Getting comfortable with one another.

Last night something blatantly obvious knocked me over the head. I'm not sure that there's a word or two for it, though, so I'll describe the scenario:

It was a long, fun day at an amusement park to celebrate Bebe's 8th birthday. We'd come home, put the sleeping children in their rooms, and were going about the evening's tasks (prepping lunches for the next day, making quick small dinners for ourselves, etc.). D and I were both in the kitchen. I was packing lunches and he was making soup in the crock pot for tonight's dinner. I placed a container for Bebe's lunch on the counter, went to the fridge and opened it to grab a few items. Left the fridge door opened, to return to it for more after putting things on the counter, and as I was walking to the counter and D was walking from the kitchen to the dining room, he nudged the fridge door shut with his foot. No big deal, I re-opened it, and got out what I needed, and closed it again. Went looking for a knife to cut the bread with, and saw D had left a tomato-juice-and-seed-covered knife on our white tile counter. I deposited it into the sink and wiped off the spot. Not two minutes later, the toaster oven dinged, and D came in to get his toast. "Where's my knife?" he asked. "What knife?" "The one that was laying here. I was going to use it to butter my toast." Whoops.

I remember reading a book when I was a teenager that spoke of a couple who was so in love that they "finished each other's sentences." I thought it was SUCH a sweet concept. But now when D finishes my sentences, it pisses me off. Why? Because 80% of the time, what he completes my sentence with is NOT what I was going to say! I confess, though, that I do it to him, too.

We also seem to "complete" each other's actions, as mentioned above. Sometimes, though, our motivation is not loving but critical. Last night when diapering Dois in the car before heading home from the park, D put his diaper on too loose. Without giving him a second to adjust it, I reached over and started to fix it. I ASSumed he wasn't going to. I made the inference that D never gets his diapers "just tight enough" and if I want it right, I need to do it. After coming home from work/school/daycare, I leave the laundry bag of dirty diapers from daycare at the bottom of the steps. The plan is to bring them up on my first trip up, which is usually when putting Dois to bed.
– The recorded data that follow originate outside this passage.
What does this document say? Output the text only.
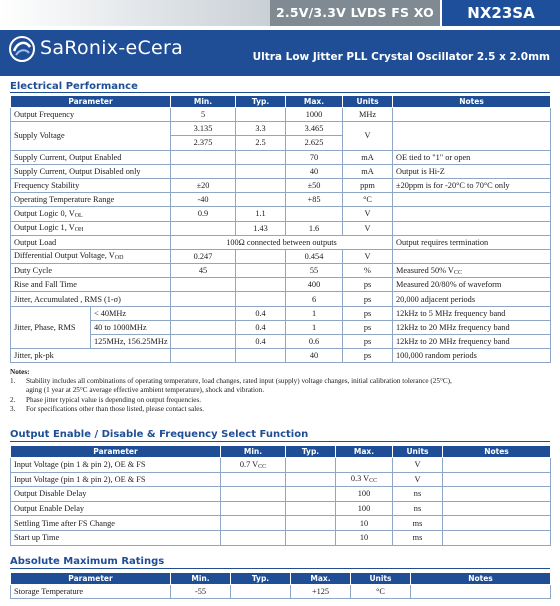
2.5V/3.3V LVDS FS XO	NX23SA
SaRonix-eCera	Ultra Low Jitter PLL Crystal Oscillator 2.5 x 2.0mm
Electrical Performance
Parameter		Min.	Typ.	Max.	Units	Notes
Output Frequency		5		1000	MHz	
Supply Voltage		3.135	3.3	3.465	V	
		2.375	2.5	2.625		
Supply Current, Output Enabled				70	mA	OE tied to "1" or open
Supply Current, Output Disabled only				40	mA	Output is Hi-Z
Frequency Stability		±20		±50	ppm	±20ppm is for -20°C to 70°C only
Operating Temperature Range		-40		+85	°C	
Output Logic 0, VOL		0.9	1.1		V	
Output Logic 1, VOH			1.43	1.6	V	
Output Load		100Ω connected between outputs				Output requires termination
Differential Output Voltage, VOD		0.247		0.454	V	
Duty Cycle		45		55	%	Measured 50% VCC
Rise and Fall Time				400	ps	Measured 20/80% of waveform
Jitter, Accumulated , RMS (1-σ)				6	ps	20,000 adjacent periods
Jitter, Phase, RMS	< 40MHz		0.4	1	ps	12kHz to 5 MHz frequency band
	40 to 1000MHz		0.4	1	ps	12kHz to 20 MHz frequency band
	125MHz, 156.25MHz		0.4	0.6	ps	12kHz to 20 MHz frequency band
Jitter, pk-pk				40	ps	100,000 random periods
Notes:
1.	Stability includes all combinations of operating temperature, load changes, rated input (supply) voltage changes, initial calibration tolerance (25°C),
aging (1 year at 25°C average effective ambient temperature), shock and vibration.
2.	Phase jitter typical value is depending on output frequencies.
3.	For specifications other than those listed, please contact sales.
Output Enable / Disable & Frequency Select Function
Parameter	Min.	Typ.	Max.	Units	Notes
Input Voltage (pin 1 & pin 2), OE & FS	0.7 VCC			V	
Input Voltage (pin 1 & pin 2), OE & FS			0.3 VCC	V	
Output Disable Delay			100	ns	
Output Enable Delay			100	ns	
Settling Time after FS Change			10	ms	
Start up Time			10	ms	
Absolute Maximum Ratings
Parameter	Min.	Typ.	Max.	Units	Notes
Storage Temperature	-55		+125	°C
Well, D comes home before Dois is in bed, snatches up the bag with a huff and runs it upstairs. He ASSumed that I wouldn't bring it upstairs on my own.

Our chores every weekend are divided easily between D and I. With yesterday's trip to the amusement park, all of our weekend chores needed to be done on Sat. AND we had to go to Mass. AND D had promised Bebe a trip to the pool to try out her new snorkel. The day went by SO FAST and when it was done, two tasks usually designated for D were not done. These are tasks that I HATE to do (and he knows that, which is why they're his!) and task that, honestly, could've gone un-done for another week with no problems. But on Saturday night I was on a roll, and decided to do all the things I needed to do, as well as his tasks as well. The result? Me feeling accomplished, and D feeling elated (his love language is Acts of Service) when he came home to see EVERYTHING was done.

It's easy when you're so USED to a person's actions and mannerisms to feel like they're so predictable. But assuming they're predictable can hurt if you don't give them a chance to ever show if/how they've changed.

I'm so glad that D and I have reached an acceptable level of comfortability (yes I made that word up) for us... as long as he stops trying so hard to complete my sentences!! 

(I loved this post so much, I decided that I'd like to blog more about marriage. So keep your eye out for a new series I'm calling Marriage In Mind Mondays!)

1 comment:

  1. This is a really insightful post, thanks for sharing!

    I try to make a conscious (and sometimes what feels like valiant) effort to give whoever I'm working with (husband, coworkers, etc.) the benefit of the doubt. I have to remind myself to do so frequently though. ;-)

    I think believing people can adapt and change and grow helps them to do so, and every time we expect them to fail and make it known via our behavior, we contribute to their failure.